A compact dry-sump lube system lowers the engine in the frame for a lower centre of gravity and more stability.
Suspension is like a sportsbike’s with upside-down forks, and the brakes, radial-mounted four-piston front brake calipers and dual-piston rear brake caliper, are straight from Suzuki’s sportsbikes.
It looks like something big Arnie would ride in a Terminator sequel. The instruments are in two pods: a tank-mounted analog speedo with two LCD screens for odometer, dual trip meters, fuel gauge and clock. Another LCD screen on the steering head shows gear position and a digital rev readout. They should be the other way around as you have to look too far down to check your speed and you don’t need a tacho anyway if you can count the lazy engine beat.

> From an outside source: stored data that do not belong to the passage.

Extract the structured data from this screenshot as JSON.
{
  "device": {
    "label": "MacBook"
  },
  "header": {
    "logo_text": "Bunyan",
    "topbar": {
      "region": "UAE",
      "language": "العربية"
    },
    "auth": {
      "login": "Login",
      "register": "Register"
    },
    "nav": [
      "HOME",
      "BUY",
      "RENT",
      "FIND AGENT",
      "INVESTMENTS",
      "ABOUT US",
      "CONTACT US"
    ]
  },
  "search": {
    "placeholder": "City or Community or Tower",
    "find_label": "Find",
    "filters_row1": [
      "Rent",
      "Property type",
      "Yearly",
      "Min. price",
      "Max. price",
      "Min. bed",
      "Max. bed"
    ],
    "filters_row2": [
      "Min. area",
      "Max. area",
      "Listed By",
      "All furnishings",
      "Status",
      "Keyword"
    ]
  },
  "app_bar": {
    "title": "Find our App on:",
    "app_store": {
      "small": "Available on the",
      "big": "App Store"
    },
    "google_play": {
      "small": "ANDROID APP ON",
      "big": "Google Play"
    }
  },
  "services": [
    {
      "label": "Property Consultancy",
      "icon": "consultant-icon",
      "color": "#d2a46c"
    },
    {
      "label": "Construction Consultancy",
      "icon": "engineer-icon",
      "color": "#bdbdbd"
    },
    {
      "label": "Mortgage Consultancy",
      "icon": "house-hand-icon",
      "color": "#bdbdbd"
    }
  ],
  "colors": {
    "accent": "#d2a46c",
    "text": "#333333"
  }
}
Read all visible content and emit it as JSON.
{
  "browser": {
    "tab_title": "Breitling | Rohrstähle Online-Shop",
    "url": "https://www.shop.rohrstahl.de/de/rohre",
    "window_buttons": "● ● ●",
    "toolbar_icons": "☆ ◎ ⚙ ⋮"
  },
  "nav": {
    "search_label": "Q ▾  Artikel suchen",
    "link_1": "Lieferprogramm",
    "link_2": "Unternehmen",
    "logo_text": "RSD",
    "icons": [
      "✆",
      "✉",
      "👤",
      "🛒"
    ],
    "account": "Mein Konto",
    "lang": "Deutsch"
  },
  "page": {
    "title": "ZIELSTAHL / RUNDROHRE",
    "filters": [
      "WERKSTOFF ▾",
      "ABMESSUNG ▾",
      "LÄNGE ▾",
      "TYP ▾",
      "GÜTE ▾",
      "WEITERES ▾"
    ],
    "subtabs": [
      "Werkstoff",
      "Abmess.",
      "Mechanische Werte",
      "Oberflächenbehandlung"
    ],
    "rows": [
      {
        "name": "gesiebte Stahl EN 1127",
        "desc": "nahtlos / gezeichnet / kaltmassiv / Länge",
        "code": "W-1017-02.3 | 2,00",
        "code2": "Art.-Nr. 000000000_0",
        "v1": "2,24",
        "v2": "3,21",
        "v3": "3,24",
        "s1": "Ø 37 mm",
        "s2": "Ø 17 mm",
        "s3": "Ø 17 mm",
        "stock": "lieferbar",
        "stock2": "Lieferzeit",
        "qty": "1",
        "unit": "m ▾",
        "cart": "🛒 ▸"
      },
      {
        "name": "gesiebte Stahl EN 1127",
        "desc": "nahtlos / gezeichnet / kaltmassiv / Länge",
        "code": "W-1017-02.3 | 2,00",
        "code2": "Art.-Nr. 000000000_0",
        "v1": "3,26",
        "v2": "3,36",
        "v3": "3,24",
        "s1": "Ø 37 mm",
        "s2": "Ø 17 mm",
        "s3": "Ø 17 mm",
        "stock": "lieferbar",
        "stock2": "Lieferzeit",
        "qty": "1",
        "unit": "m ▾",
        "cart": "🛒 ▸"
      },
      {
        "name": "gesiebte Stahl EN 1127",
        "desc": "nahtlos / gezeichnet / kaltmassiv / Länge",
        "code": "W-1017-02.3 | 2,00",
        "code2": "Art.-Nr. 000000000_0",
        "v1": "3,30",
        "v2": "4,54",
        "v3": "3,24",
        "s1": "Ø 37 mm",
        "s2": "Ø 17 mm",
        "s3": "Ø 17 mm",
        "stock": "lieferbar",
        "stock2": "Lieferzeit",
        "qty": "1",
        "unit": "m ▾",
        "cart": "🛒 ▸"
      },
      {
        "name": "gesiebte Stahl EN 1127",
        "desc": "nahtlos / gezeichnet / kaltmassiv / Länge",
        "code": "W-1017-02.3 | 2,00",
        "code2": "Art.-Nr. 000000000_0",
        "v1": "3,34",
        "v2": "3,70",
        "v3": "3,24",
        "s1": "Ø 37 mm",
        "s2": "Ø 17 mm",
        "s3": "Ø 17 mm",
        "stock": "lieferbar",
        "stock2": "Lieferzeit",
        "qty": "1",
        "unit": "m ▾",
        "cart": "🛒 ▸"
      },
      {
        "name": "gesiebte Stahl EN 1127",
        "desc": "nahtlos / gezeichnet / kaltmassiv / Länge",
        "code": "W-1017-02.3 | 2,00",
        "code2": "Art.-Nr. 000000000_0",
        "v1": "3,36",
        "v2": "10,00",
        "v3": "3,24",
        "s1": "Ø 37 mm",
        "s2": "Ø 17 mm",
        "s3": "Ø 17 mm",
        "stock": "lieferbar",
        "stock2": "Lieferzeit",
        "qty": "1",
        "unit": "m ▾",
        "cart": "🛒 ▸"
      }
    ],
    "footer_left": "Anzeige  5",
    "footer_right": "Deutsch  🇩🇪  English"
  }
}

Also, the LCD screens on the tank are recessed and fall into shadow in the bright sun making them impossible to read.
There is no ABS unlike some of its more expensive rivals, but the stopping power from the twin front discs is excellent. And like most cruisers, there is quite a bit of stopping power from the rear.
Muscle cruisers have an odd mix of feet-forward controls and lean-forward drag bars. It means riders end up sitting in a reverse V shape that is neither relaxing nor aerodynamic. You feel more like a windsock.
It’s more about attitude than comfort. Yet the M109R is an easy bike to ride hard … just not for long.
Cornering angles aren’t great and turn-in requires a hefty amount of leverage of those drag bars and a concerted effort through your arms to keep it leaned over. All the time you are fighting against that massive 240mm rear tyre and its desire to stand the bike up again. It may be a manual struggle, but it still takes corners aggressively with plenty of grip and stability.
Despite its hard-tail look, it’s also got more bump absorption than other cruisers with the same limited-stroke hidden rear shock. It also has adjustable spring preload to allow for a pillion.